On the same day, the CCP submitted to the Supreme Court its 31-page comment regarding the petition to disqualify the National Artists added by Malacañang to the list of nominees. The CCP reiterated its position that the four had not been in the original list of nominees. It also requested the Supreme Court to order the proclamation of its four original choices as 2009's National Artists.

=== 2013 decision ===

On July 16, 2013, the Supreme Court in Almario v. Executive Secretary voided former President Arroyo's proclamations recognizing Alvarez, Caparas, Mañosa and Moreno as National Artists. Arroyo inserted these names, although they were not part of the recommendations created by the Cultural Center of the Philippines and the National Commission on Culture and Arts. The original nominees were Lazaro Francisco (literature), Dr. Ramon Santos (music), Manuel Conde (film and broadcast) and Federico Aguilar Alcuaz (visual arts, painting, sculpture and mixed media).
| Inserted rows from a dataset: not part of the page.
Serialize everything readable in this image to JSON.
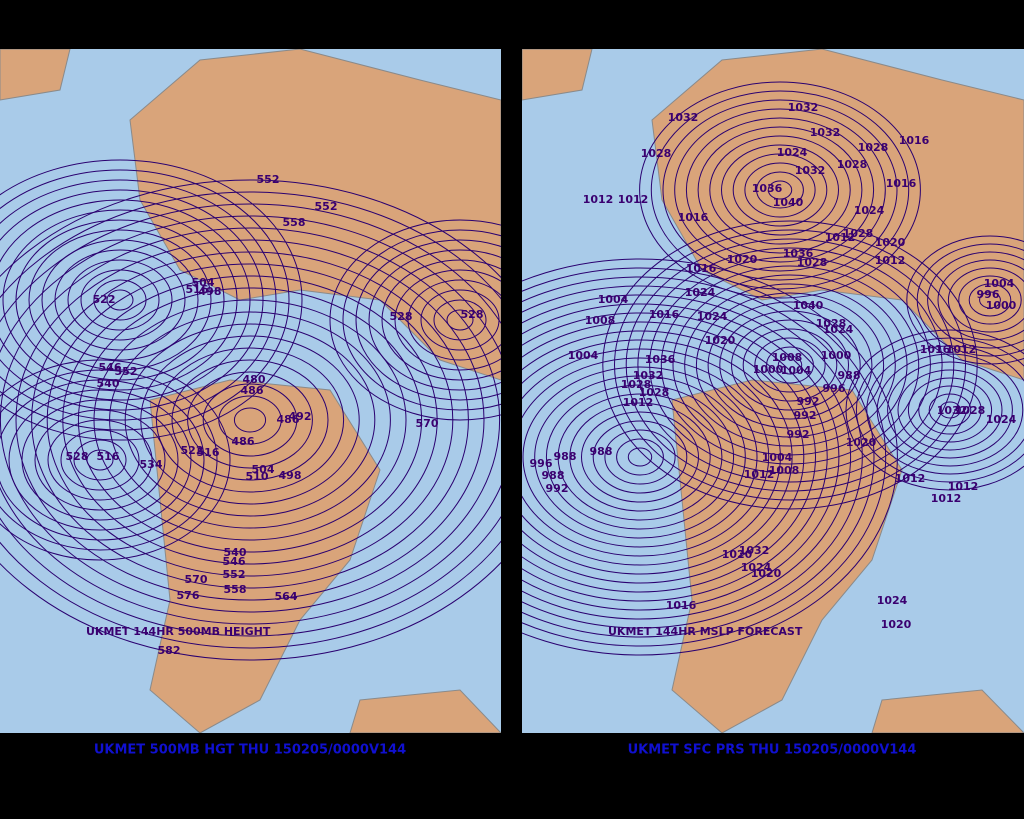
{
  "panels": [
    {
      "map_label": "UKMET 144HR 500MB HEIGHT",
      "caption": "UKMET 500MB HGT THU 150205/0000V144",
      "contour_labels": [
        552,
        552,
        558,
        504,
        516,
        498,
        522,
        528,
        528,
        546,
        552,
        540,
        480,
        486,
        492,
        486,
        486,
        570,
        528,
        516,
        534,
        522,
        516,
        504,
        510,
        498,
        540,
        546,
        552,
        558,
        570,
        576,
        564,
        582
      ]
    },
    {
      "map_label": "UKMET 144HR MSLP FORECAST",
      "caption": "UKMET SFC PRS THU 150205/0000V144",
      "contour_labels": [
        1032,
        1032,
        1032,
        1028,
        1024,
        1028,
        1028,
        1016,
        1032,
        1016,
        1036,
        1040,
        1012,
        1012,
        1016,
        1024,
        1028,
        1012,
        1020,
        1012,
        1016,
        1020,
        1036,
        1028,
        1004,
        1024,
        1004,
        996,
        1000,
        1008,
        1016,
        1024,
        1040,
        1028,
        1024,
        1020,
        1004,
        1036,
        1000,
        1008,
        1032,
        1000,
        1004,
        1016,
        1012,
        996,
        988,
        1028,
        1028,
        1012,
        992,
        992,
        1032,
        1028,
        1024,
        992,
        1020,
        988,
        996,
        988,
        988,
        992,
        1004,
        1008,
        1012,
        1012,
        1012,
        1012,
        1020,
        1032,
        1024,
        1020,
        1016,
        1024,
        1020
      ]
    }
  ]
}
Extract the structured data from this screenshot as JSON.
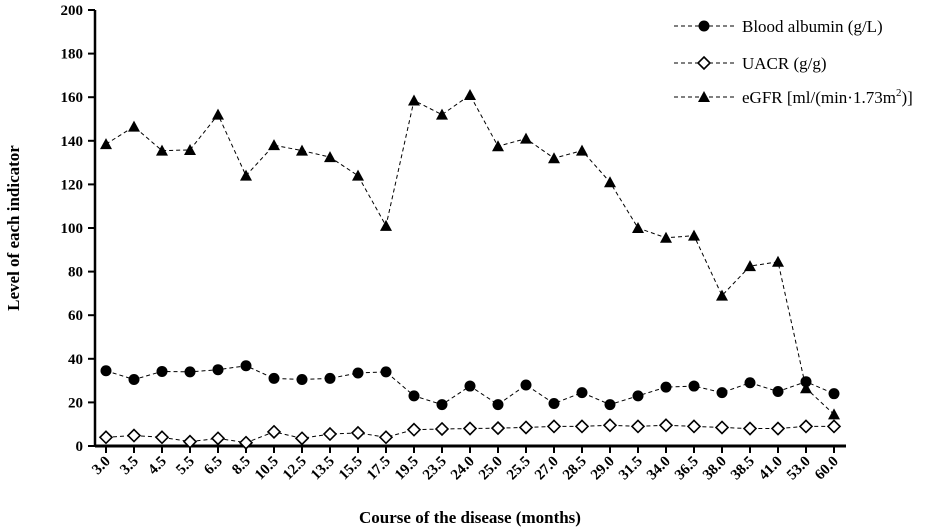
{
  "chart_data": {
    "type": "line",
    "title": "",
    "xlabel": "Course of the disease (months)",
    "ylabel": "Level of each indicator",
    "ylim": [
      0,
      200
    ],
    "yticks": [
      "0",
      "20",
      "40",
      "60",
      "80",
      "100",
      "120",
      "140",
      "160",
      "180",
      "200"
    ],
    "categories": [
      "3.0",
      "3.5",
      "4.5",
      "5.5",
      "6.5",
      "8.5",
      "10.5",
      "12.5",
      "13.5",
      "15.5",
      "17.5",
      "19.5",
      "23.5",
      "24.0",
      "25.0",
      "25.5",
      "27.0",
      "28.5",
      "29.0",
      "31.5",
      "34.0",
      "36.5",
      "38.0",
      "38.5",
      "41.0",
      "53.0",
      "60.0"
    ],
    "grid": false,
    "legend_position": "top-right",
    "series": [
      {
        "name": "Blood albumin (g/L)",
        "marker": "circle",
        "values": [
          34.5,
          30.5,
          34.2,
          34.0,
          35.0,
          36.8,
          31.0,
          30.5,
          31.0,
          33.5,
          34.0,
          23.0,
          19.0,
          27.5,
          19.0,
          28.0,
          19.5,
          24.5,
          19.0,
          23.0,
          27.0,
          27.5,
          24.5,
          29.0,
          25.0,
          29.5,
          24.0
        ]
      },
      {
        "name": "UACR (g/g)",
        "marker": "diamond",
        "values": [
          4.0,
          4.8,
          4.0,
          2.0,
          3.5,
          1.5,
          6.5,
          3.5,
          5.5,
          6.0,
          4.0,
          7.5,
          7.8,
          8.0,
          8.2,
          8.5,
          9.0,
          9.0,
          9.5,
          9.0,
          9.5,
          9.0,
          8.5,
          8.0,
          8.0,
          9.0,
          9.0
        ]
      },
      {
        "name_prefix": "eGFR [ml/(min·1.73m",
        "name_sup": "2",
        "name_suffix": ")]",
        "marker": "triangle",
        "values": [
          138.5,
          146.5,
          135.5,
          135.8,
          152.0,
          124.0,
          138.0,
          135.5,
          132.5,
          124.0,
          101.0,
          158.5,
          152.0,
          161.0,
          137.5,
          141.0,
          132.0,
          135.5,
          121.0,
          100.0,
          95.5,
          96.5,
          69.0,
          82.5,
          84.5,
          26.5,
          14.5
        ]
      }
    ]
  },
  "colors": {
    "line": "#000000",
    "marker_fill_solid": "#000000",
    "marker_fill_hollow": "#ffffff"
  }
}
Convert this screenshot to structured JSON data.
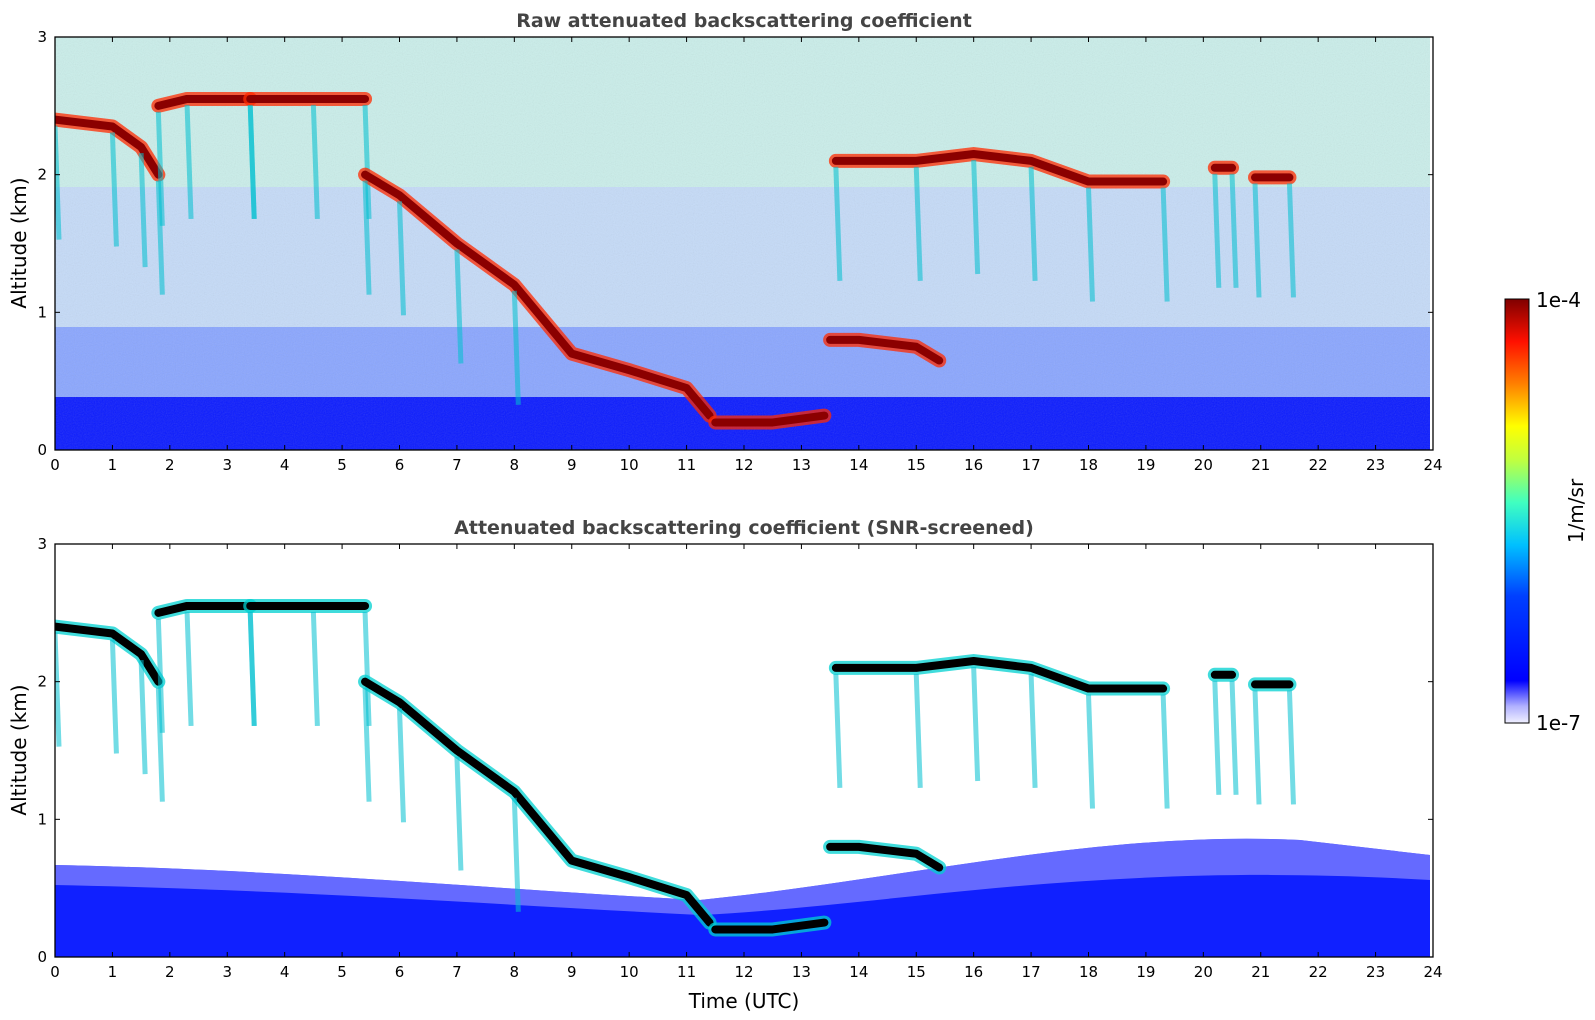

The justices voted 12-1-2 and struck down the four proclamations.

The Supreme Court cited that the "preferential treatment" given by Arroyo violated the equal protection clause of the Constitution. It observed a "manifest disregard" of the rules, guidelines and processes of the NCCA and the CCP when Arroyo considered names that were not screened and recommended by the boards of the two entities. It decreed:

While the Court invalidates today the proclamation of respondents Guidote-Alvarez, Caparas, Mañosa and Moreno as National Artists, such action should not be taken as a pronouncement on whether they are worthy to be conferred that honor. Only the President, upon the advise [sic] of the NCCA and the CCP Boards, may determine that. The Court simply declares that, as the former President committed grave abuse of discretion in issuing Proclamation Nos. 1826 to 1829 dated July 6, 2009, the said proclamations are invalid. However, nothing in this Decision should be read as a disqualification on the part of respondents Guidote-Alvarez, Caparas, Mañosa and Moreno to be considered for the honor of National Artist in the future, subject to compliance with the laws, rules and regulations governing said award.
— Supreme Court En Banc through Associate Justice Teresita J. Leonardo-de Castro

=== Aftermath ===

On June 20, 2014, President Benigno Aquino III included Ramon Santos as one of the six National Artists named in 2014.

On October 23, 2018, President Rodrigo Duterte included Francisco Mañosa as one of the seven National Artists. Mañosa would later die at age of 88 due to complications from prostate cancer.